Değerli milletvekilleri, Sayın Bakanım; geçtiğimiz günlerde Sayın Cumhurbaşkanı et fiyatlarının yüksekliğinden, sebzelerin enflasyon etkisinden, yüksek fiyatlardan yakındı, "Bu kadar üretim potansiyelimiz varken neden pahalılık yaşıyoruz." dedi. Gerçekten doğruları da söyledi aslında. Bizim bu noktada olmamızın sebebi AKP iktidarının yanlış tarım politikaları değil midir? Cumhurbaşkanı konuşurken sanki kendisinin birebir yönettiği bakanları değil de muhalefetin sorumluluğunu eleştiriyor gibiydi. Bu halk sormaz mı "Madem bu durumdayız, bunun sebebi kim, bunun sorumlusu kimler?" diye.

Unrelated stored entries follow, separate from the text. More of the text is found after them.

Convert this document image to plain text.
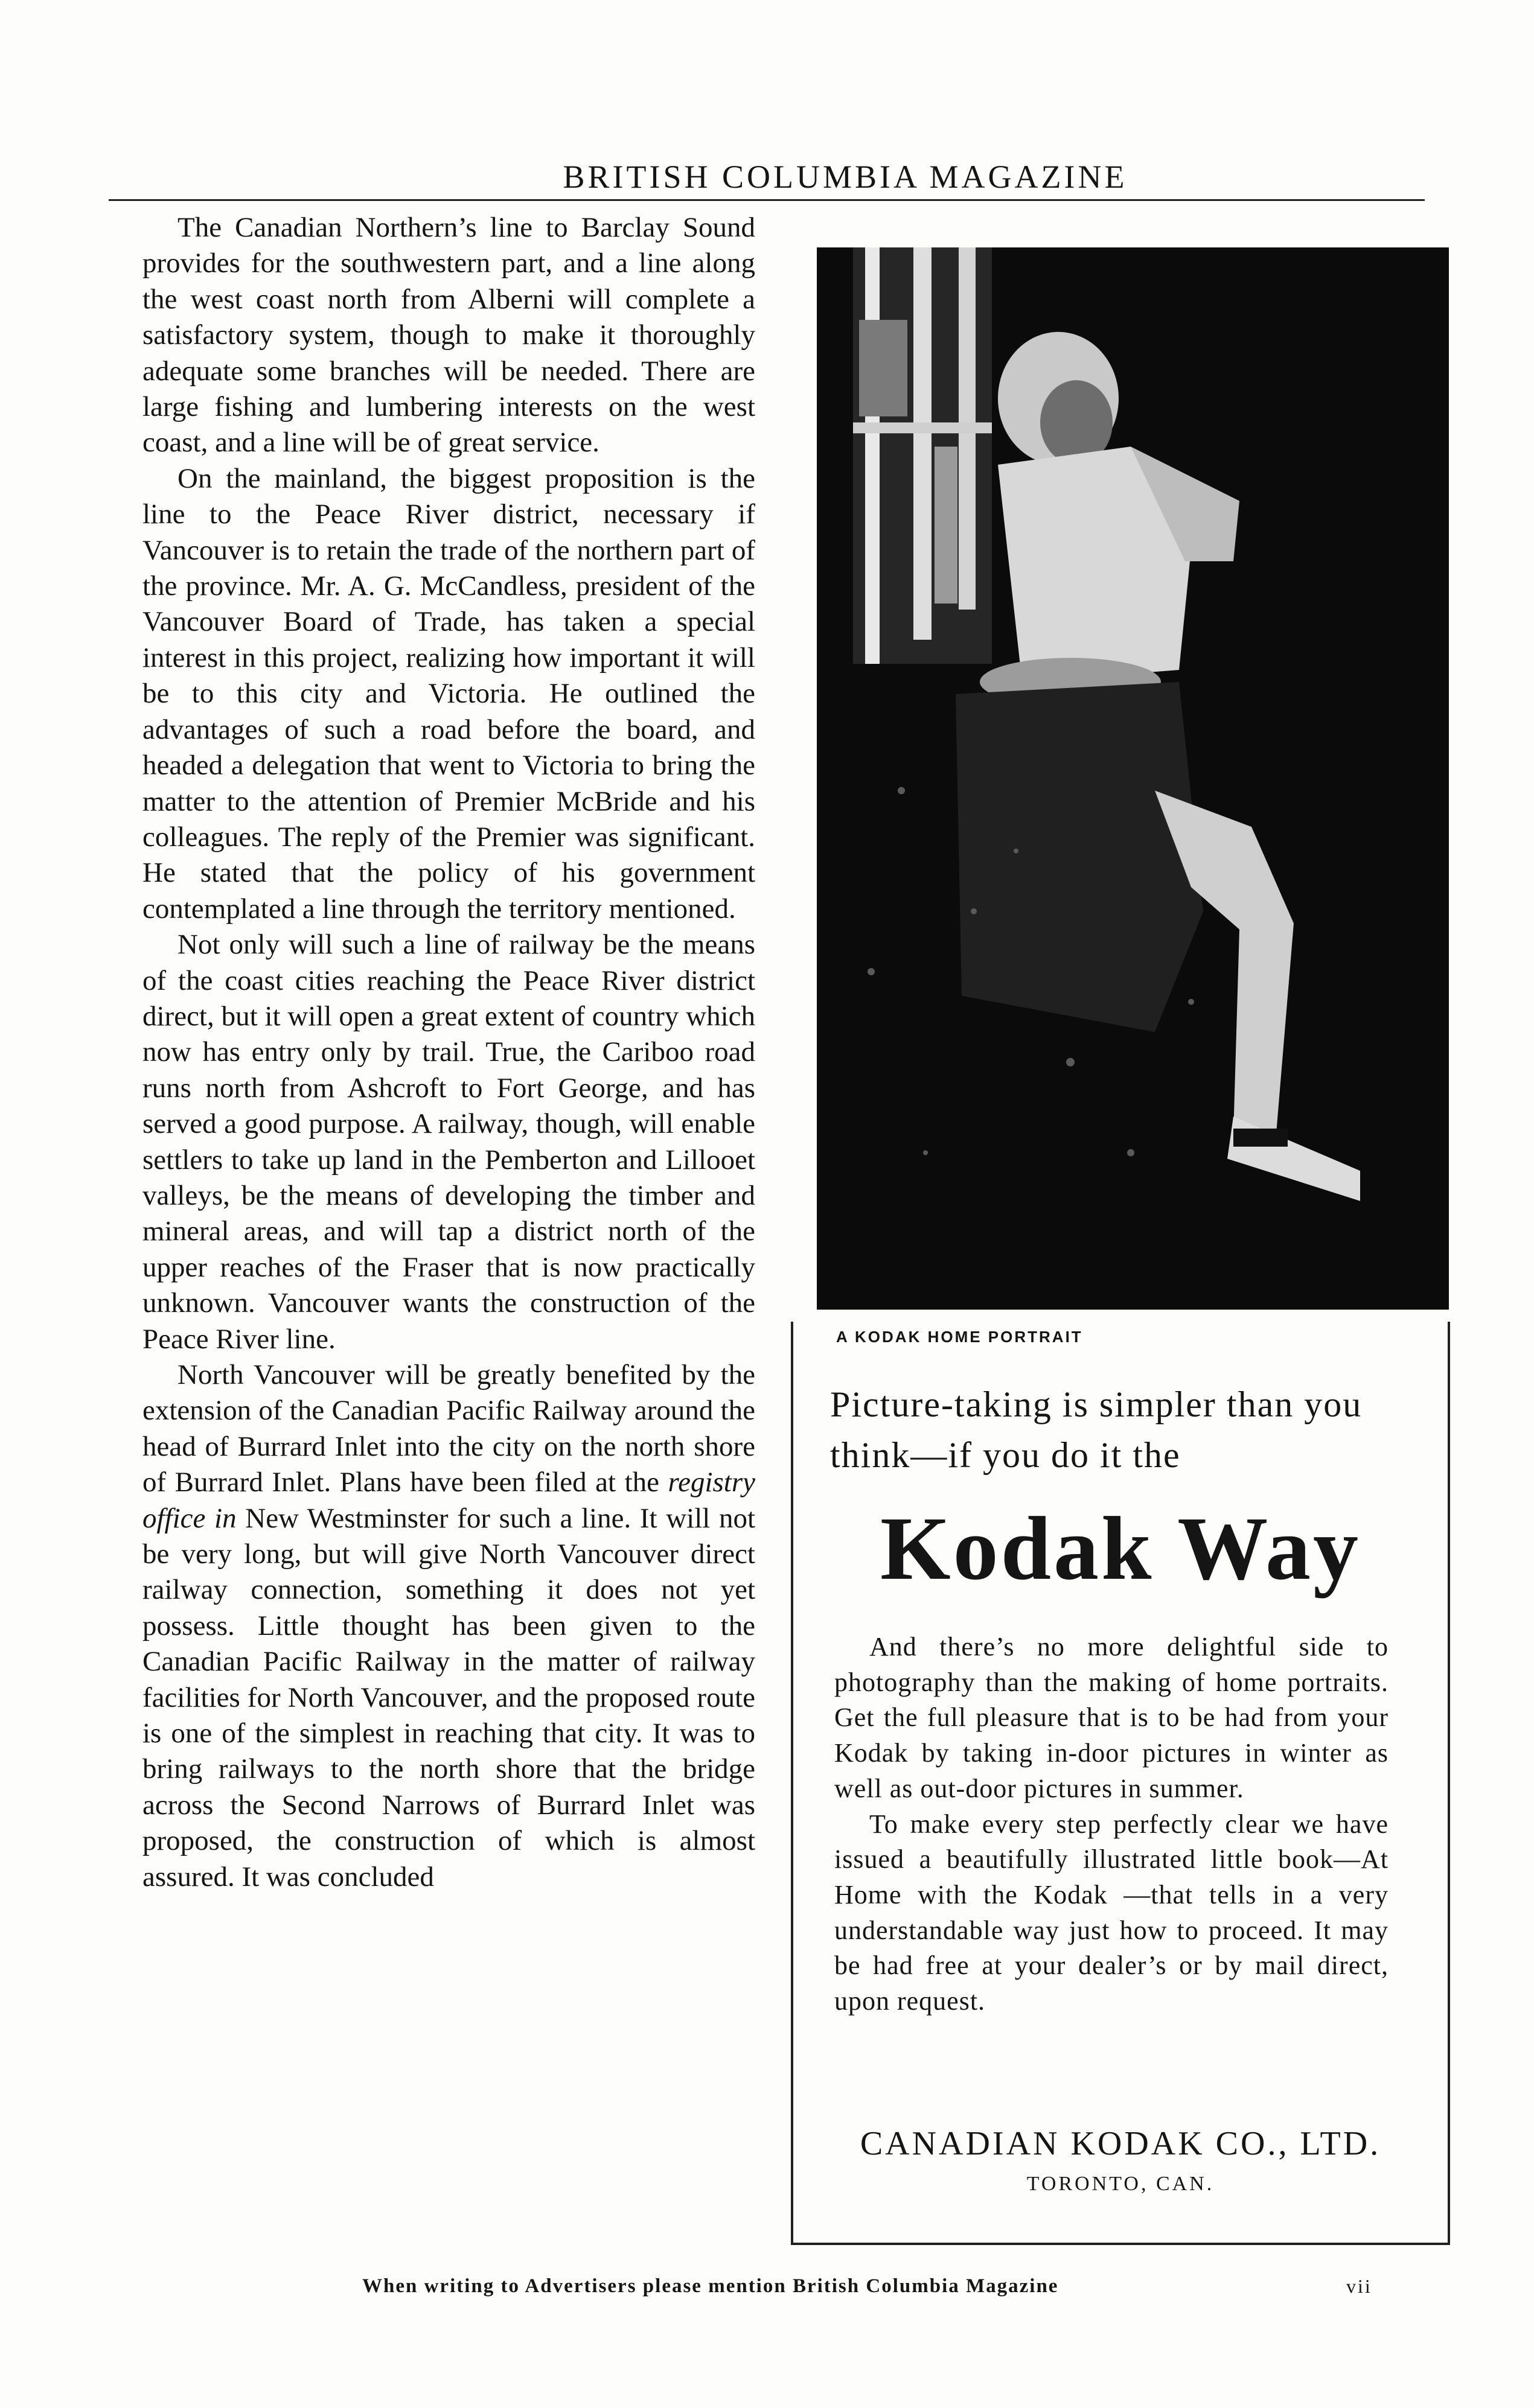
BRITISH COLUMBIA MAGAZINE

The Canadian Northern’s line to Barclay Sound provides for the southwestern part, and a line along the west coast north from Alberni will complete a satisfactory system, though to make it thoroughly adequate some branches will be needed. There are large fishing and lumbering interests on the west coast, and a line will be of great service.

On the mainland, the biggest proposition is the line to the Peace River district, necessary if Vancouver is to retain the trade of the northern part of the province. Mr. A. G. McCandless, president of the Vancouver Board of Trade, has taken a special interest in this project, realizing how important it will be to this city and Victoria. He outlined the advantages of such a road before the board, and headed a delegation that went to Victoria to bring the matter to the attention of Premier McBride and his colleagues. The reply of the Premier was significant. He stated that the policy of his government contemplated a line through the territory mentioned.

Not only will such a line of railway be the means of the coast cities reaching the Peace River district direct, but it will open a great extent of country which now has entry only by trail. True, the Cariboo road runs north from Ashcroft to Fort George, and has served a good purpose. A railway, though, will enable settlers to take up land in the Pemberton and Lillooet valleys, be the means of developing the timber and mineral areas, and will tap a district north of the upper reaches of the Fraser that is now practically unknown. Vancouver wants the construction of the Peace River line.

North Vancouver will be greatly benefited by the extension of the Canadian Pacific Railway around the head of Burrard Inlet into the city on the north shore of Burrard Inlet. Plans have been filed at the registry office in New Westminster for such a line. It will not be very long, but will give North Vancouver direct railway connection, something it does not yet possess. Little thought has been given to the Canadian Pacific Railway in the matter of railway facilities for North Vancouver, and the proposed route is one of the simplest in reaching that city. It was to bring railways to the north shore that the bridge across the Second Narrows of Burrard Inlet was proposed, the construction of which is almost assured. It was concluded

A KODAK HOME PORTRAIT
Picture-taking is simpler than you think—if you do it the
Kodak Way

And there’s no more delightful side to photography than the making of home portraits. Get the full pleasure that is to be had from your Kodak by taking in-door pictures in winter as well as out-door pictures in summer.

To make every step perfectly clear we have issued a beautifully illustrated little book—At Home with the Kodak —that tells in a very understandable way just how to proceed. It may be had free at your dealer’s or by mail direct, upon request.

CANADIAN KODAK CO., LTD.
TORONTO, CAN.
When writing to Advertisers please mention British Columbia Magazine	vii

Sayın Bakanım, değerli milletvekilleri; sofrasına hiç et koymayan ailelerin varlığını biliyoruz. Pahalılığın bu kadar çok, yoksulluğun bu kadar büyük olduğu, ücretlerin bu kadar düşük olduğu bir ülkede et yemek zengin işi hâline gelmiştir. Türkiye'de kırmızı et tüketimi Avrupa'nın altıda 1'i düzeyindedir. Yurttaşlarımız Avrupa kadar et tüketseydi Türkiye'deki üretim bunu karşılayabilecek miydi? Elbette ki hayır. Günümüzde besici iflasın eşiğinde, halk et tüketemiyor. Peki, bu ülkenin Tarım Bakanı olarak fiyatların bu aşamaya gelmesinde Bakanlık olarak bunun neresindeyiz? Bir fiyat denetim mekanizmamız var mıdır? Ciddi ve ivedi olarak bir üretim politikası oluşturmak gerekmiyor mu? Et fiyatlarının artışı söz konusu olunca hem ithalatın önünü açacak kararnameler çıkarıyor hem de kolaylaştırıyoruz. Bu kadar verimli meralarımız, besicilikle uğraşan çiftçimiz varken çözüm ithalat mıdır? Bu kolaya kaçmak ve ekonomiyi dışa bağımlı etmekten başka bir şey değildir Sayın Bakanım. Siz de biliyorsunuz ki çiftçiyi, besiciyi desteklerseniz et fiyatları düşecek, halk da et tüketecektir. Türkiye Ziraat Odaları Birliğinin açıklamasına göre Türkiye 2010 Haziran ayından bu yana et ithalatına 3,7 milyar dolardan fazla ödeme yaptı ve ülkemizde kırmızı et üretimi 2015 yılına kadar 1,15 milyon tona çıktı ama biliyorsunuz ki yetmiyor, yetmiyor Sayın Bakanım.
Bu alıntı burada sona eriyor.